My father, bless him, used to tell me that I looked like Ingrid Bergman and Grace Kelly. I didn’t and I don’t. If he had been alive to watch the show, The Good Wife, he might have likened me to Christine Baranski…less a movie star and more a character actress with attractive flaws.

I was mesmerized by all things Hollywood, despite my mother’s disdain for “that hoofer, Fred Astaire”, or even my all time favorite, Marilyn Monroe. My mother’s opinion resembled Laurence Olivier’s, who before his overacting debut in The Prince and the Showgirl, mortified my idol by telling her, “All you have to do is be sexy, dear Marilyn.” The camera, forever loyal, loved her, and Marilyn stole the show.

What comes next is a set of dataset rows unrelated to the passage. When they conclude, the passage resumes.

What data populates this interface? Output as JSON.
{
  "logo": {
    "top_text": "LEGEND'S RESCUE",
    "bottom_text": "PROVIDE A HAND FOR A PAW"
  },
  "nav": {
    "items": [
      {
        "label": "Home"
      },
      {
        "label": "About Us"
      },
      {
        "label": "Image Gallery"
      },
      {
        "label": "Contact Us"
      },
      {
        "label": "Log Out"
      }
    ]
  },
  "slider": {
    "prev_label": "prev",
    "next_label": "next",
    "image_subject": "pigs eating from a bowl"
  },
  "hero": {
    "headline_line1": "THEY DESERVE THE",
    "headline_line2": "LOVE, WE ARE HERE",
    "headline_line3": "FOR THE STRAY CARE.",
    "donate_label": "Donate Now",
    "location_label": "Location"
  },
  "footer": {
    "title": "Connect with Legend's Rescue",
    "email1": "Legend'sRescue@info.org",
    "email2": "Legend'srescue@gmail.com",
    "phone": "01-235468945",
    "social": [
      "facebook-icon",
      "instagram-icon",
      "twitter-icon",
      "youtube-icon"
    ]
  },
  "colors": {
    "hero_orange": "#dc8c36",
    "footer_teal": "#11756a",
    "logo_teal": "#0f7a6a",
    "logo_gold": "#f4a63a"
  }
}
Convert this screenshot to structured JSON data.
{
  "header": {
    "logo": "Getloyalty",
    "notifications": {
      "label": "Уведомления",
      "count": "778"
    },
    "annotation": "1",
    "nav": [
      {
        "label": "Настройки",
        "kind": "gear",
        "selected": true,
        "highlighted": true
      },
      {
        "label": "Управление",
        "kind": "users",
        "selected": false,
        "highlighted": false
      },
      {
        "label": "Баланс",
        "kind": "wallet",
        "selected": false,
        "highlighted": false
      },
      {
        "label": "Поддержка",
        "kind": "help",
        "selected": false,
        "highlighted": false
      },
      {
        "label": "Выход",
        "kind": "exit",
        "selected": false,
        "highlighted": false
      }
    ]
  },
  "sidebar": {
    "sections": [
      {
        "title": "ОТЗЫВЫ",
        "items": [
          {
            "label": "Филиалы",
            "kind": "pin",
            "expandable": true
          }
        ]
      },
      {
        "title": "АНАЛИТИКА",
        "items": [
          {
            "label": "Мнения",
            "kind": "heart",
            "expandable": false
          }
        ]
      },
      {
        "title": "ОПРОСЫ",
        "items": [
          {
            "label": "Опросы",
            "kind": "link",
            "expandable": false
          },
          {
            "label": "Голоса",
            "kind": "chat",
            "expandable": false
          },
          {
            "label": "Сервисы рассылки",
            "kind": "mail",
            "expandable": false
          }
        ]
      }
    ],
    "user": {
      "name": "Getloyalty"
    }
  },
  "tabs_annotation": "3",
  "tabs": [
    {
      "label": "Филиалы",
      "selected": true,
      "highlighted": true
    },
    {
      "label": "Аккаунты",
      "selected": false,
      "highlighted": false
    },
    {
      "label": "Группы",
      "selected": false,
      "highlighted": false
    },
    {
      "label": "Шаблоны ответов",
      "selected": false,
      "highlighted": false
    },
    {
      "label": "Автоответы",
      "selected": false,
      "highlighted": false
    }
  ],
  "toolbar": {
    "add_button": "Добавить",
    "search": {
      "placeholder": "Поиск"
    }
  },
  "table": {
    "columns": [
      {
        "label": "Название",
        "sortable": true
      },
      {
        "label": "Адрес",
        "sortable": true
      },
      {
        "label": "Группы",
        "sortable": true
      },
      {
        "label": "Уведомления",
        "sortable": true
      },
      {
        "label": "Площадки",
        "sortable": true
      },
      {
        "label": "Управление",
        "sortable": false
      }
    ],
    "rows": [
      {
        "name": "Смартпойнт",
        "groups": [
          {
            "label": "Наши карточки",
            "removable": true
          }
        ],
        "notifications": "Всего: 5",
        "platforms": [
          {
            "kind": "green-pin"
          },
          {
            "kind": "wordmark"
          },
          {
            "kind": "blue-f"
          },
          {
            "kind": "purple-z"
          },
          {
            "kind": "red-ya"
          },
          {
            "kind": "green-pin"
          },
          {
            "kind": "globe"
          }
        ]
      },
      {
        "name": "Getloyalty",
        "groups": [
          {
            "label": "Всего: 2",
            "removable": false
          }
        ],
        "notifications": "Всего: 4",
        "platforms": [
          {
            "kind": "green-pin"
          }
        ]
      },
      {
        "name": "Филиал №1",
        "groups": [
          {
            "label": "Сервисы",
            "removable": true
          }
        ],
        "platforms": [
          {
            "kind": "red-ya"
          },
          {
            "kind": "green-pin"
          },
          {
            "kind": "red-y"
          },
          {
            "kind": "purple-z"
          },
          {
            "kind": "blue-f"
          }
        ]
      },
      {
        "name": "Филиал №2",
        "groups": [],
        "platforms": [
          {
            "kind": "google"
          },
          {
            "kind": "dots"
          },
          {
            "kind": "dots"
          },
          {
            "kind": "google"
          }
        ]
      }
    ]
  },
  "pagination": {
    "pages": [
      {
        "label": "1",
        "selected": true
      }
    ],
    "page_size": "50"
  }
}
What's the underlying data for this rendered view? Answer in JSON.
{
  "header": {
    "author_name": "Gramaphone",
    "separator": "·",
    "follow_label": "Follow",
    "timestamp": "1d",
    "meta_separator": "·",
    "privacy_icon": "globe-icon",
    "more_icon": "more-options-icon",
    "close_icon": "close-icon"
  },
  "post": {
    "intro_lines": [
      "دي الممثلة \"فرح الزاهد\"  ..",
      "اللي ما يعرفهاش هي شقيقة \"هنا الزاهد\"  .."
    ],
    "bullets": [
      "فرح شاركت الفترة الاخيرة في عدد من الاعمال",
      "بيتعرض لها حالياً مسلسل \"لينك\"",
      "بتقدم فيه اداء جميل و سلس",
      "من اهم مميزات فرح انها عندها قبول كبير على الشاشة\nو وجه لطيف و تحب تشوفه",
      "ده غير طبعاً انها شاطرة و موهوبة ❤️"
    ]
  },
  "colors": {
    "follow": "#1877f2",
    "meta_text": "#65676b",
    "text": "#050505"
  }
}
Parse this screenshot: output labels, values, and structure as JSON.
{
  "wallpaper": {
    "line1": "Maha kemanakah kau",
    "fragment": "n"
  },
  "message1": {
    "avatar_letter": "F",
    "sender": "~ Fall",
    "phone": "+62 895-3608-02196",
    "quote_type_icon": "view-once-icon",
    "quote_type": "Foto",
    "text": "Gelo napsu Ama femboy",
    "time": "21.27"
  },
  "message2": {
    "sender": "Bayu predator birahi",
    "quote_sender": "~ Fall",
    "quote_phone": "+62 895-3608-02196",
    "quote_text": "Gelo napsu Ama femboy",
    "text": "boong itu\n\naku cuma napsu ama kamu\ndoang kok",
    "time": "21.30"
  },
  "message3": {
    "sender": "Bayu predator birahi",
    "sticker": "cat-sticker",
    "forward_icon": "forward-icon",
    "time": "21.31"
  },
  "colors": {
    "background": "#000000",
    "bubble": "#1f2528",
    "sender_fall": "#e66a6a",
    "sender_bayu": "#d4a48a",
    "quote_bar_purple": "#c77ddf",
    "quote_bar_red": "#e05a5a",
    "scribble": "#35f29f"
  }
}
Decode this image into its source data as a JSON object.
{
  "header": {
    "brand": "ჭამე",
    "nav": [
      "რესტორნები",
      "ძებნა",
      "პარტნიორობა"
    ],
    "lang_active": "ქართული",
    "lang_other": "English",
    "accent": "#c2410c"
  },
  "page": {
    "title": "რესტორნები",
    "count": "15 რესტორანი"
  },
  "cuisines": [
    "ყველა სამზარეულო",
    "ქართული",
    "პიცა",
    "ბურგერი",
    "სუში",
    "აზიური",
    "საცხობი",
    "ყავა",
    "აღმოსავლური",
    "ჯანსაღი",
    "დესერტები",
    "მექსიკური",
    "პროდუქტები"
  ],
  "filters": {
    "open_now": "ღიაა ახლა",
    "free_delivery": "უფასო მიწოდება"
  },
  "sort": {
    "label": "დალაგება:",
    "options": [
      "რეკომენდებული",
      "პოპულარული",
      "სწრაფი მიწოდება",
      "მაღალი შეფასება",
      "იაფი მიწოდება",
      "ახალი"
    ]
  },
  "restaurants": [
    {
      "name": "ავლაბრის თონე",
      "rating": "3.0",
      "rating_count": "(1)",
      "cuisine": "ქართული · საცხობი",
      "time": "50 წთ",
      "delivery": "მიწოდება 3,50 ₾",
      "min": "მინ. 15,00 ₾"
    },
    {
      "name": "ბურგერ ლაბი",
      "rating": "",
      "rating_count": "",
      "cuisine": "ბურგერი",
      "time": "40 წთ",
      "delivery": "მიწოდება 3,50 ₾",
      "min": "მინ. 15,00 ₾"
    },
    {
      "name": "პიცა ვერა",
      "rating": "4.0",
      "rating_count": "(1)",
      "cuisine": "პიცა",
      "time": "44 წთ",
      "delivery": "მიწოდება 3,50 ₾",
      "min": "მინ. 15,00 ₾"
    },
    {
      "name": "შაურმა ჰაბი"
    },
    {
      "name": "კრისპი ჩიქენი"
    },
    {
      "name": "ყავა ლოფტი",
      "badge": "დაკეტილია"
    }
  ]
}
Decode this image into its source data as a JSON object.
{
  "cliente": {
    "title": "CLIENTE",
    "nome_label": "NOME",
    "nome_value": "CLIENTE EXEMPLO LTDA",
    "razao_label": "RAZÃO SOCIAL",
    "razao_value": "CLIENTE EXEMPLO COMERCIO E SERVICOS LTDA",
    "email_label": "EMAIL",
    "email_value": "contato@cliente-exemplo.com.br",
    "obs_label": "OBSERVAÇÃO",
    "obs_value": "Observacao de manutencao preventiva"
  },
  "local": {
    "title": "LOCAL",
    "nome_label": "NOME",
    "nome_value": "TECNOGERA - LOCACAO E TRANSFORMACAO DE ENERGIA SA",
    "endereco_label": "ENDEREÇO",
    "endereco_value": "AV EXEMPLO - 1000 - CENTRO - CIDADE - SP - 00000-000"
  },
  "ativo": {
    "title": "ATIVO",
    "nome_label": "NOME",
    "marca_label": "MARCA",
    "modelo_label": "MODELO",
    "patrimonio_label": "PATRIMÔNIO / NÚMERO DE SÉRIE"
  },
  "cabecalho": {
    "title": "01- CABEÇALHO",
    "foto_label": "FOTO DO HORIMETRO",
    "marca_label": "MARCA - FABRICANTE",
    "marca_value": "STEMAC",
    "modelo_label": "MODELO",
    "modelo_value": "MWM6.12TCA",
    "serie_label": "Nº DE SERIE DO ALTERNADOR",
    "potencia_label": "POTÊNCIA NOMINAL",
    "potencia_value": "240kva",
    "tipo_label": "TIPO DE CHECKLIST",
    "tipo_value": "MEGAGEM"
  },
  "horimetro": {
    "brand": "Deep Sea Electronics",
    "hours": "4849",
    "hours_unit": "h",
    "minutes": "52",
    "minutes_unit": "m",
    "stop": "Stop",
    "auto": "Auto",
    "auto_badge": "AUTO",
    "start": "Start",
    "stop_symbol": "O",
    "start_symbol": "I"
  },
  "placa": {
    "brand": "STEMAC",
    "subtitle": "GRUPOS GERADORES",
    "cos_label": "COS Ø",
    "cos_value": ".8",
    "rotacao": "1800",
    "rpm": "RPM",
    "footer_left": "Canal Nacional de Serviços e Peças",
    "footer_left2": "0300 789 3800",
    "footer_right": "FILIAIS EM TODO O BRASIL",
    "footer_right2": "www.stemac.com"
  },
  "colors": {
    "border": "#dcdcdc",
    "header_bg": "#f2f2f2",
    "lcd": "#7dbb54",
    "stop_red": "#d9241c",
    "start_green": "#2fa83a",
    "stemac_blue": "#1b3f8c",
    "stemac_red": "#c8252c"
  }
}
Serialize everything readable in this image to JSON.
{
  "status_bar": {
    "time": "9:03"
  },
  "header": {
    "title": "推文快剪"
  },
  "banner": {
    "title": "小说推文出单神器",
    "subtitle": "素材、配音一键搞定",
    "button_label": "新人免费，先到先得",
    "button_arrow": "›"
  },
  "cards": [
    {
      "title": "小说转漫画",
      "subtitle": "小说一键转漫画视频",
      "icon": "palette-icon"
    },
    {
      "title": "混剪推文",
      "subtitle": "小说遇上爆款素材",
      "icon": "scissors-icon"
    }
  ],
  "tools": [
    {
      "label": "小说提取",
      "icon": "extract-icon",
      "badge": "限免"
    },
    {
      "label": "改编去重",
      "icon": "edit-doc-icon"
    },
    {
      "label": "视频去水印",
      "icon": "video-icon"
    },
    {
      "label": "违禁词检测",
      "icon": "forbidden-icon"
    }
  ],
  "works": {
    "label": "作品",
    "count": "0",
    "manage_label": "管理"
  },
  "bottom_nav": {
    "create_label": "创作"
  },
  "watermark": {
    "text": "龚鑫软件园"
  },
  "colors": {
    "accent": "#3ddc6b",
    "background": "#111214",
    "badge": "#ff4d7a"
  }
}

But I digress. Ingrid Bergman, my father’s favorite and at the top of my list, was a star from another era. Luminous in Gaslight, exciting in Notorious, lovestruck in Casablanca, beautiful in Spellbound, she scandalized the world by an affair and then marriage with Roberto Rossellini. Forced to remain in Europe for several years, she was denounced on the floor of the US Senate. Ed Sullivan refused to have her on his show, despite polls indicating that the public was ready.

At last, America forgave her. In 1956, she returned to make the film, Anastasia in 1956, winning her second Academy Award.

Yesterday, at the post office, I purchased a book of Ingrid Bergman stamps with genuine pleasure. Bravo, Ingrid. I have always loved you.